INS NYC 2024 Program

Poster

Poster Session 09 Program Schedule

02/16/2024
03:30 pm - 04:45 pm
Room: Shubert Complex (Posters 1-60)

Poster Session 09: Epilepsy | Oncology | MS | Infectious Disease


Final Abstract #19

An Exploratory Analysis of Personality Assessment Inventory Score Profiles in Individuals with Comorbid Epileptic and Psychogenic Nonepileptic Seizures

Chelsea Bosch, Saint Louis University School of Medicine, St. Louis, United States
Lisa Koehl, Montana Neuropsychological Associates, Missoula, United States
Frederick Schmitt, University of Kentucky, Lexington, United States
Dona Locke, Mayo Clinic, Phoenix, United States

Category: Epilepsy/Seizures

Keyword 1: nonepileptic seizures
Keyword 2: epilepsy / seizure disorders
Keyword 3: assessment

Objective:

Despite the relatively high base rate of comorbid psychogenic nonepileptic seizures and epileptic seizures (PNES+ES), little research exists on how the results of psychological assessments with this group compare to individuals with PNES only or ES only. The purpose of this exploratory analysis was to compare demographic and clinical variables as well as Personality Assessment Inventory (PAI) profiles among PNES+ES, PNES only, and ES only groups.

Participants and Methods:

Data from 805 patients (PNES+ES n = 32, PNES n = 328, ES n = 445) who underwent long-term video EEG (vEEG) monitoring and completed a PAI were examined. Invalid PAI profiles were removed, and heterogeneity of variances was assessed for each variable of interest. Exploratory ANOVA and post-hoc analyses were conducted to compare select demographic and clinical variables as well as PAI scale and subscale scores among the three groups.

Results:

Those with PNES+ES had a younger age of onset (M = 20.6) and were prescribed more anti-seizure medications (M = 2.1) than those with PNES (M = 36.4 and M = 0.8, respectively). The PNES+ES group had significantly more females (82.1%), were more likely to use psychiatric medication, were more likely to have a history of any abuse, and were more likely to have a history of sexual abuse than the ES group (52.7% female). PAI profile scores were not significantly different between PNES+ES patients and those with PNES only. PNES+ES patients had significantly higher scores on SOM and SOM-C than ES patients, with SOM-S also nearing statistical significance.

Conclusions:

Exploratory analyses with comorbid PNES+ES patients did not suggest a demographic or clinical profile that clearly aligned with PNES only or ES only patients; instead, individuals with comorbid PNES+ES are likely to exhibit characteristics typical of both groups.
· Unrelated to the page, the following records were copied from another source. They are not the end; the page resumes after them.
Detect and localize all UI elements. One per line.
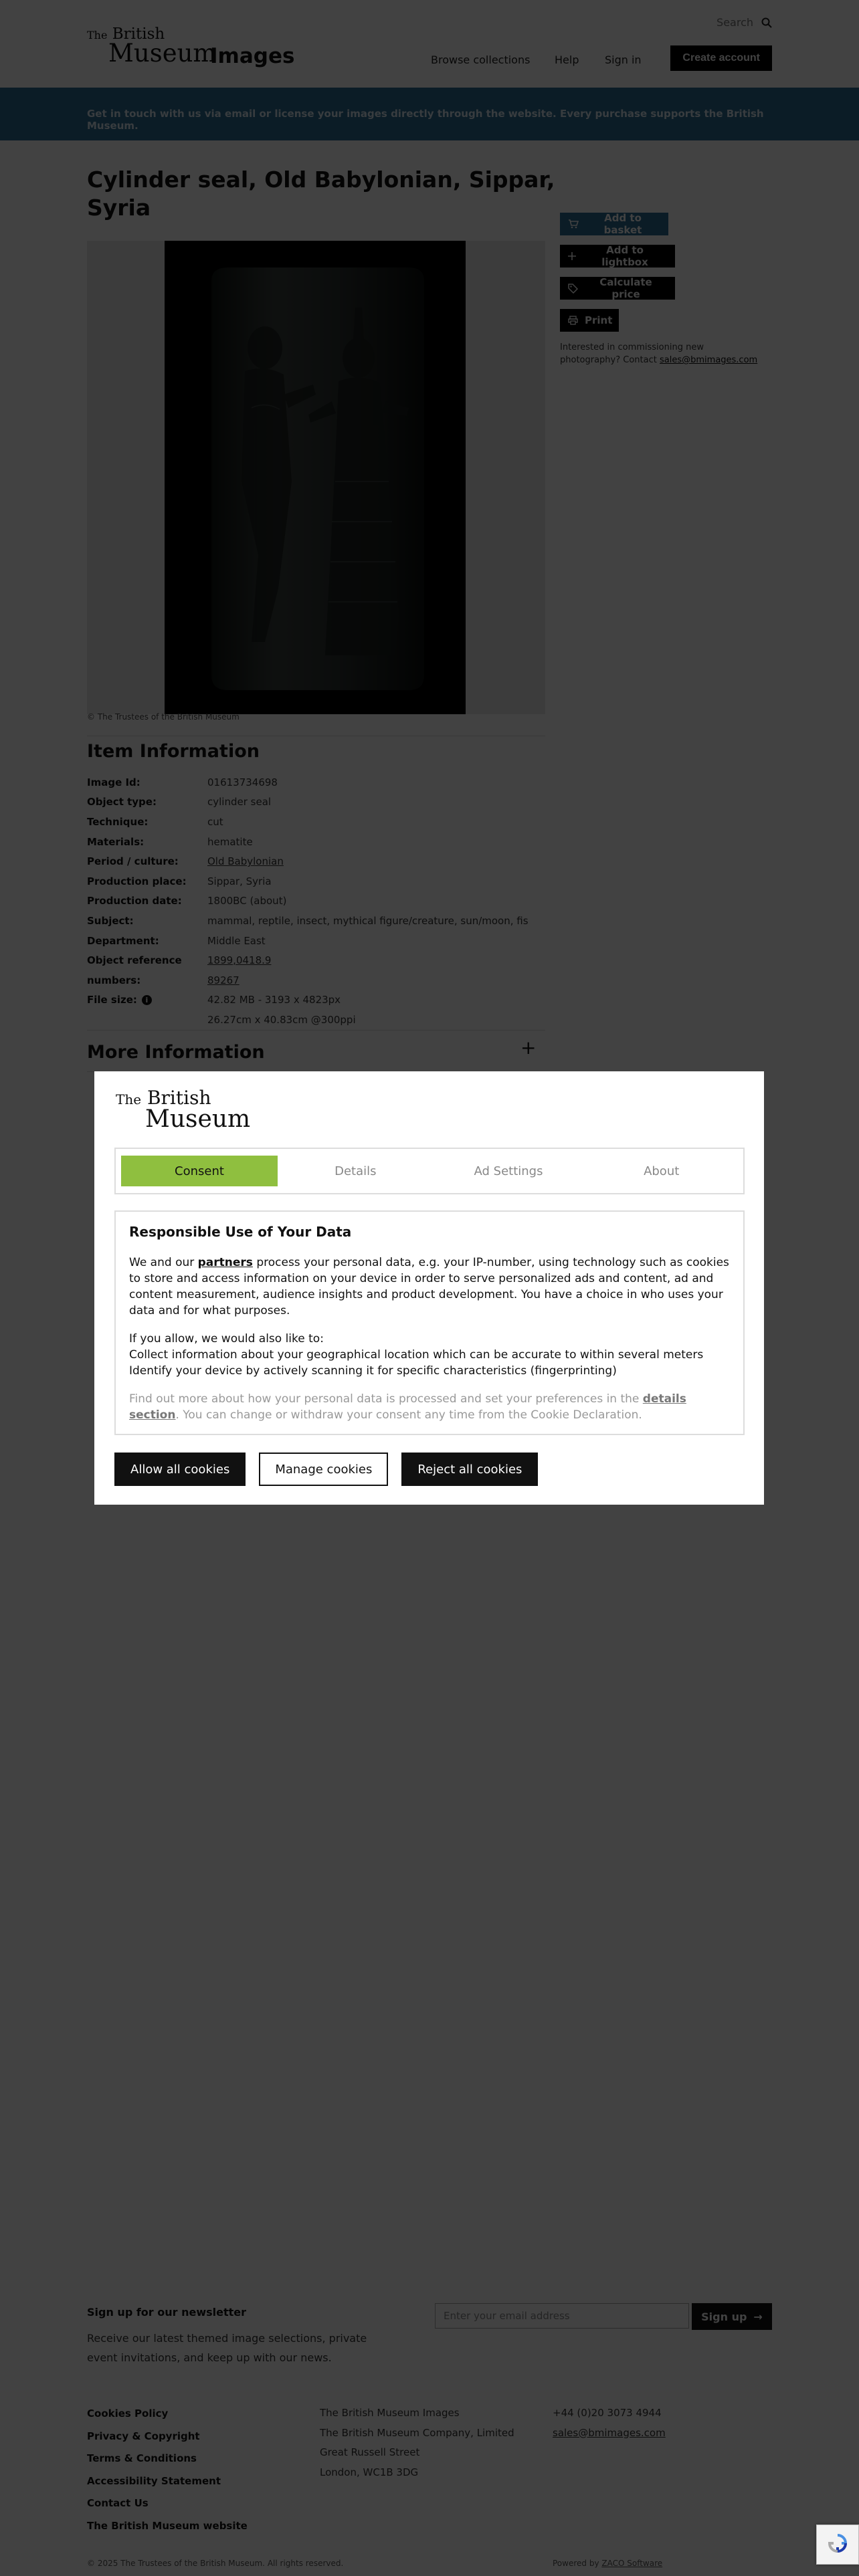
manage-cookies-button[interactable]: Manage cookies [259, 1453, 388, 1486]
consent-body[interactable] [114, 1210, 745, 1435]
consent-tabs [114, 1148, 745, 1194]
consent-paragraph [129, 1331, 730, 1379]
consent-p2-line3: Identify your device by actively scanning it for specific characteristics (fingerprinting) [129, 1364, 617, 1378]
consent-p1-end: process your personal data, e.g. your IP-number, using technology such as cookies to store and access information on your device in order to serve personalized ads and content, ad and content measurement, audience insights and product development. You have a choice in who uses your data and for what purposes. [129, 1256, 729, 1317]
recaptcha-badge[interactable] [816, 2525, 859, 2565]
consent-paragraph [129, 1391, 730, 1423]
tab-details[interactable]: Details [335, 1164, 377, 1178]
recaptcha-icon [827, 2533, 848, 2557]
tab-about[interactable]: About [644, 1164, 680, 1178]
consent-p1-start: We and our [129, 1256, 198, 1269]
tab-ad-settings[interactable]: Ad Settings [474, 1164, 543, 1178]
consent-p2-line1: If you allow, we would also like to: [129, 1332, 324, 1346]
consent-logo-museum: Museum [145, 1105, 251, 1133]
reject-all-cookies-button[interactable]: Reject all cookies [401, 1453, 538, 1486]
partners-link[interactable]: partners [197, 1256, 253, 1269]
consent-p2-line2: Collect information about your geographical location which can be accurate to within several meters [129, 1348, 704, 1362]
consent-buttons [114, 1453, 551, 1486]
consent-paragraph [129, 1255, 730, 1319]
allow-all-cookies-button[interactable]: Allow all cookies [114, 1453, 246, 1486]
tab-consent[interactable]: Consent [121, 1156, 278, 1186]
consent-logo-the: The [116, 1091, 142, 1107]
consent-p3-end: . You can change or withdraw your consent any time from the Cookie Declaration. [175, 1408, 642, 1422]
consent-logo [116, 1089, 250, 1132]
details-section-link[interactable]: details section [129, 1392, 686, 1422]
consent-logo-british: British [147, 1087, 211, 1109]
consent-p3-start: Find out more about how your personal data is processed and set your preferences in the [129, 1392, 643, 1406]
consent-heading: Responsible Use of Your Data [129, 1224, 352, 1240]
cookie-consent-dialog [94, 1071, 764, 1505]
The PAI profile generated by PNES+ES exhibited significant differences from ES only patients on SOM and SOM-C, with performance on SOM-S nearing significance, indicating these scales appear to be an appropriate focus for differentiation of PNES+ES patients from ES patients. The PAI profile of PNES+ES patients was not statistically different from that of PNES only patients, suggesting additional research is needed to better differentiate these groups.